I-131 Re-entry Permits - Part 2. Real Life Cases on Abandonment of Permanent Residency
This is a follow up to my posting on July 8 on the issue of re-entry permits and being careful, even though one may have a re-entry permit, about not acting in a manner that results in one abandoning his or her permanent residency.
In that entry, I said I would follow up with specific real-life cases in which certain permanent residents engaged in behavior that caused them to lose their permanent residency or not. Here are some of those cases.
In Singh v. Reno, a 1997 case, the permanent resident obtained permanent residence in December, 1990 but then spent only about one third of his time in the U.S. before he was placed in removal proceedings in July, 1993. He spent the time overseas with his wife and daughter who were both waiting for immigrant visas, while he was in the U.S. he lived in temporary, employer provided housing and he re-entered the U.S. four times on a visitor visa rather than on his green card. The court held that his visits were not just temporary even though he was never out of the U.S. for more than one year and that he has abandoned his permanent residency.
In another case, Hana v. Gonzales, a 2005 case, the permanent resident was held not to have abandoned her permanent resident status. She was granted a green card in May, 1992 and several months later she returned to Iraq to continue with her job there with a bank and to be with her husband and four children for whom she had filed for immigrant visas. She was concerned that the government of Iraq would harm her family if she did not return and she also needed to care for her ailing mother-in-law. She did obtain a re-entry permit but when she tried to re-enter the U.S. on that re-entry permit in December, 1996, she was detained and charged with being inadmissible.
Although she had no family or property or job in the U.S., the court still held that she did not abandon her permanent residency because it said that she had a genuine concern about her family’s safety and she needed to be in Iraq to care for her mother-in-law.

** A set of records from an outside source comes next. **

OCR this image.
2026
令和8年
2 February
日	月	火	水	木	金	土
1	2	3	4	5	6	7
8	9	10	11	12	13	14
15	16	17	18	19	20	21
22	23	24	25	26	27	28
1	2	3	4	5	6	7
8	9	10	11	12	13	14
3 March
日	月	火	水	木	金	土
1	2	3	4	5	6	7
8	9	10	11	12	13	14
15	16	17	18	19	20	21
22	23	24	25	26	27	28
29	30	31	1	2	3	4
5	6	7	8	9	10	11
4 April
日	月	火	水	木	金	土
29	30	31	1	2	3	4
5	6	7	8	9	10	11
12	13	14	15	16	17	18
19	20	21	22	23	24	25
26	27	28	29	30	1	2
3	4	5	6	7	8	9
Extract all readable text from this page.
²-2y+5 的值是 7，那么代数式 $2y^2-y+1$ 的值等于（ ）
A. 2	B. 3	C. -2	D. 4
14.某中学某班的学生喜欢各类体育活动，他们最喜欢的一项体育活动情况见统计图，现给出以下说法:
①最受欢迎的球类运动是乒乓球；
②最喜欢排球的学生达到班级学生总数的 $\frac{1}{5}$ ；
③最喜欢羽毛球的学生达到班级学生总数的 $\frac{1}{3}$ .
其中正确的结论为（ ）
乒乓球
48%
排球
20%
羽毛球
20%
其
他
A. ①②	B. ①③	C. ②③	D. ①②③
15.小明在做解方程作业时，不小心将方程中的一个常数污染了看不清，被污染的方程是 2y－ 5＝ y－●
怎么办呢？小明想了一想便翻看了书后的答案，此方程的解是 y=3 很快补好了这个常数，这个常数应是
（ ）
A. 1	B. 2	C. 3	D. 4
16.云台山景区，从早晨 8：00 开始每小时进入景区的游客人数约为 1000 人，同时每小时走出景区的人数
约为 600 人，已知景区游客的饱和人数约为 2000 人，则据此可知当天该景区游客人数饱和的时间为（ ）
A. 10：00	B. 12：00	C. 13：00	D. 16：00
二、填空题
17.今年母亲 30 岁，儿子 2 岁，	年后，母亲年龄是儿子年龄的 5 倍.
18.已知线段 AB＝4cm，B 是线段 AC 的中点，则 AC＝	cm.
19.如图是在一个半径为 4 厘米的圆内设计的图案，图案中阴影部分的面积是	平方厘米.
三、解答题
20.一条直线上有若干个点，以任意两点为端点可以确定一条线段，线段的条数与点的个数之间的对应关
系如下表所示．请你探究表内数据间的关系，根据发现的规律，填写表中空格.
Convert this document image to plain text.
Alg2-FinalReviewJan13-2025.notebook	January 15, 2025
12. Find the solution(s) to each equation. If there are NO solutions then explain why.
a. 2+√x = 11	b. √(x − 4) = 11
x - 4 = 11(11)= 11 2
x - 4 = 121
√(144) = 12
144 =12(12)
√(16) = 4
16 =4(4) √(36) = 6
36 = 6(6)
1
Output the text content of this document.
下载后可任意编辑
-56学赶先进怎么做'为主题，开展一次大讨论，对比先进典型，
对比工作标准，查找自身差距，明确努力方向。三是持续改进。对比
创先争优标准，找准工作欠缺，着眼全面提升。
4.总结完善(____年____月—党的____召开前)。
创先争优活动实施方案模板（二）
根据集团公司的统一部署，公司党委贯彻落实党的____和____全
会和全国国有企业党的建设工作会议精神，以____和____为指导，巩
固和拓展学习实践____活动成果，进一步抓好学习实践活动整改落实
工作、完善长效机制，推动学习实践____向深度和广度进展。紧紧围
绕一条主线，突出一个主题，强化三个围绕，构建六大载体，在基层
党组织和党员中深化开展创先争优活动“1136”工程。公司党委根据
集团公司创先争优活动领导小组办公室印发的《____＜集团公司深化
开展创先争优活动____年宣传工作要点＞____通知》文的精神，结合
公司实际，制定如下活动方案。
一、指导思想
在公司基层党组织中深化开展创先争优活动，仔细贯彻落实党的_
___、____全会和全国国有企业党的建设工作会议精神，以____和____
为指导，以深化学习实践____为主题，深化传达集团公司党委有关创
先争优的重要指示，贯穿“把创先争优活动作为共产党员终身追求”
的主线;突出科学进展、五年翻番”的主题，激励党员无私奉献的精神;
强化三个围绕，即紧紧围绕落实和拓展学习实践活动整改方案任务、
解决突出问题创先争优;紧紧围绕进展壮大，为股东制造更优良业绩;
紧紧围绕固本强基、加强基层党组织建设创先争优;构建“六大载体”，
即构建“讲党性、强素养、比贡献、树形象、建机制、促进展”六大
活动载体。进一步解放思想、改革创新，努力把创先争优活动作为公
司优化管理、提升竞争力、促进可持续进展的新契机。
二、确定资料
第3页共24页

In yet another case, Chavez-Ramirez v. INS, the permanent resident was held to have abandoned her permanent residency despite having left the U.S. to care for her dying mother. The green card holder was a nun who had been a permanent resident for five years but then returned to Mexico for two years to care for her mother. But then, when her mother died, she remained in Mexico, married, had a child and worked there. When she tried to re-enter the U.S. she was charged with being inadmissible. The court held that she did, in fact, abandon her permanent residency. The real problem in this case was that when the permanent resident’s mother died, she remained in Mexico rather than promptly returning to the U.S. and the court held that she did not have a continuous, uninterrupted intention to return to the U.S.
These are just three cases that show how fact specific this issue is—does the permanent resident, even though he or she may have a re-entry permit—have a continuous and uninterrupted intent to return to the U.S. Did they leave with the intent to return to the U.S. after a short stay abroad that is fixed by a certain event or by some event that is reasonably expected to occur soon.
Certainly, it is crucial that any permanent resident intending to depart the U.S. for any period of time 1) to consult with an experienced immigration attorney to first determine whether a re-entry permit is required and 2) to determine what other steps should be taken to show that he or she has no intention of abandoning their permanent residency.